Helping patients overcome their health challenges

There have been so many positive impacts of the practice health champion scheme, but one of the best outcomes has been hearing back from patients about all the ways it’s helped them improve their health and wellbeing. We’ve had disabled veterans suffering from severe post-traumatic stress disorder (PTSD) tell us how our sessions and activities have helped them reintegrate with society. One patient with COPD has been able to make use of Patient Access to see when he needs to use his rescue pack so that he doesn’t have to call a nurse. Plus, one patient who struggled with his breathing found that over time, his breathing improved through taking part in our Wednesday Wanders, so much so that eventually he was able to get all the way to the top of a steep hill without stopping for breath. Before coming with us that would never have been possible for him so we were all really pleased to see him succeed with it – some of the team even shed a tear.

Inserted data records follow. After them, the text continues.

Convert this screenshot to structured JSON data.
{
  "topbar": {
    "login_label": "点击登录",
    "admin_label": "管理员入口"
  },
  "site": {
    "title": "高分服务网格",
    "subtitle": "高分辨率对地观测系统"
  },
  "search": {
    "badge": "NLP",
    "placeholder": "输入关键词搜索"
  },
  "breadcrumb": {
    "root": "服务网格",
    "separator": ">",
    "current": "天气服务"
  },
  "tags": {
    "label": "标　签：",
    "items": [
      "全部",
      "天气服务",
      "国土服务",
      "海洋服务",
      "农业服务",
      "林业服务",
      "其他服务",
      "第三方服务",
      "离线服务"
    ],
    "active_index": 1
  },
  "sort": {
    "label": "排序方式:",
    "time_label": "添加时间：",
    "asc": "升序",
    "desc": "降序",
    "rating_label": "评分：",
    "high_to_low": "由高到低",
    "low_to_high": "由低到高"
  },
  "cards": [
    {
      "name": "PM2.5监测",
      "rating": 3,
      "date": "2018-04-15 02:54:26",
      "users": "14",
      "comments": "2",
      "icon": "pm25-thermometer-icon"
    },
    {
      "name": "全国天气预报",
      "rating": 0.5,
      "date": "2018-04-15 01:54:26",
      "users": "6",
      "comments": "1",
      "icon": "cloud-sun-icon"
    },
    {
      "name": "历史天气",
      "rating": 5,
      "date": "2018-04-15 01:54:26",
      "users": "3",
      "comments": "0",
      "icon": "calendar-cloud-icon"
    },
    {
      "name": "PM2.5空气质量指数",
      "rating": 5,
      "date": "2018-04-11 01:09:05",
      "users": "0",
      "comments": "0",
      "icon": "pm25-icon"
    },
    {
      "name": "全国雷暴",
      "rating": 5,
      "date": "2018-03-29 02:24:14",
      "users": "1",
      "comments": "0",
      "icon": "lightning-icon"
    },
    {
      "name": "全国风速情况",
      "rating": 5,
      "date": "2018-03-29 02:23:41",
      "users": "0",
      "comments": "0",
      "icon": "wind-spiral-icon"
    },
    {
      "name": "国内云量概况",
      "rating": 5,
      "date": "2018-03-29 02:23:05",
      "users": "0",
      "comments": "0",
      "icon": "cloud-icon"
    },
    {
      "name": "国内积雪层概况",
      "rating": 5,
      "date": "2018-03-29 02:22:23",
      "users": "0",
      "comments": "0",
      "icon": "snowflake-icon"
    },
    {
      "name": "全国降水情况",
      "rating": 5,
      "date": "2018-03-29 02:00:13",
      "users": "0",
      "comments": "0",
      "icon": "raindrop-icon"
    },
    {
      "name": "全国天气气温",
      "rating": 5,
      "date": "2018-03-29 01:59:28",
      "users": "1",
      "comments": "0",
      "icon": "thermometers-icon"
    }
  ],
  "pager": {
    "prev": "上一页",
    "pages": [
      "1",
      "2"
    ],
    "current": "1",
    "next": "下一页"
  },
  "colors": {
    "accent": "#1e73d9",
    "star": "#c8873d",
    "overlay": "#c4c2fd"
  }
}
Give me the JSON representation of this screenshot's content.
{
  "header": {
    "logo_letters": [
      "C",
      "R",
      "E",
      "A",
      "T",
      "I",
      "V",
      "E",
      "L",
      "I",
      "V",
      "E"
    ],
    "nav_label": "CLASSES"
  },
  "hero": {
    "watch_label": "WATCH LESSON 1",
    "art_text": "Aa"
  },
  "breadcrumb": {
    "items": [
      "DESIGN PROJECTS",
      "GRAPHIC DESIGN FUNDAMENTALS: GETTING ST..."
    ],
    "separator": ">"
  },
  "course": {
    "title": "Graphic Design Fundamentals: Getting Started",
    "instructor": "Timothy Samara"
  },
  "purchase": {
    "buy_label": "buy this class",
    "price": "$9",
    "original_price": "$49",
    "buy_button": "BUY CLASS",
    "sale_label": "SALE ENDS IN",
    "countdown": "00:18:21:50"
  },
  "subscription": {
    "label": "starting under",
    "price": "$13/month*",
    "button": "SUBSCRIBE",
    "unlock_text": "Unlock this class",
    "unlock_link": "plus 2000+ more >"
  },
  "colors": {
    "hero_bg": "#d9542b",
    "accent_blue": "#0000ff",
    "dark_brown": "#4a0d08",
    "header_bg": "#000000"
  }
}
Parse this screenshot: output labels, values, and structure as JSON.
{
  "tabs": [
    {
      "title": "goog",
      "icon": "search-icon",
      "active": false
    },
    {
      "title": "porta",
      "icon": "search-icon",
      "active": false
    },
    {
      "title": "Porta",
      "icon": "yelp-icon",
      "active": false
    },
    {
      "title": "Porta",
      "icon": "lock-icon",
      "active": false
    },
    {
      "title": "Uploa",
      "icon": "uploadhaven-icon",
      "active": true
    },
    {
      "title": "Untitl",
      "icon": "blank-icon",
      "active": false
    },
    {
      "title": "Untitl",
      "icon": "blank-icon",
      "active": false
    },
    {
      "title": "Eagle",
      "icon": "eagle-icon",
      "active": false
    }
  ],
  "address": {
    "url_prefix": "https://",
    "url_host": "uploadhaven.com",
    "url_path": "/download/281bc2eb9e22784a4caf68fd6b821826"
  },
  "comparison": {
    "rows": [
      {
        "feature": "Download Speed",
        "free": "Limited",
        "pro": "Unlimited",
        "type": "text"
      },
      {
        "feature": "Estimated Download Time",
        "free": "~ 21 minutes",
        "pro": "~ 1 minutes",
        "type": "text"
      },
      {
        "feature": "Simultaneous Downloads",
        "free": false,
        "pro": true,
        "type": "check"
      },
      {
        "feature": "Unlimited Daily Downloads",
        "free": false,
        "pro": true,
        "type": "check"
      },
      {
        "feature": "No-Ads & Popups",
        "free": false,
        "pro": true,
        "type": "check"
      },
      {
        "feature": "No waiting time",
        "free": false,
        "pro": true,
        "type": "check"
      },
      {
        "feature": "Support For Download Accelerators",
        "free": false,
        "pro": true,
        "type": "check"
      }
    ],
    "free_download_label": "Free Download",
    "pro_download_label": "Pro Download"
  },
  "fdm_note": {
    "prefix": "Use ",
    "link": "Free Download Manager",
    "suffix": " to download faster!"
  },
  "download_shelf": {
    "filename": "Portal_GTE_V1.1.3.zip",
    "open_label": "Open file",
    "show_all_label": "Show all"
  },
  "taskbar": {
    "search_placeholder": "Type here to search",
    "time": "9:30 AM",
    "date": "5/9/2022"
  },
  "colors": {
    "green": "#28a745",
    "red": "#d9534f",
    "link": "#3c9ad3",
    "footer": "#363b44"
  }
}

The impact of the practice health champion scheme has been astounding and has spread far across the Woodley area. Both patients and the team at the practice have benefited and we’ve even had patients from other practices join our activities too. So much good has come from the work put into creating and running the scheme that I have just one piece of advice for those thinking about setting up a similar scheme in their own practice – don’t talk about it, don’t think about it. Just do it.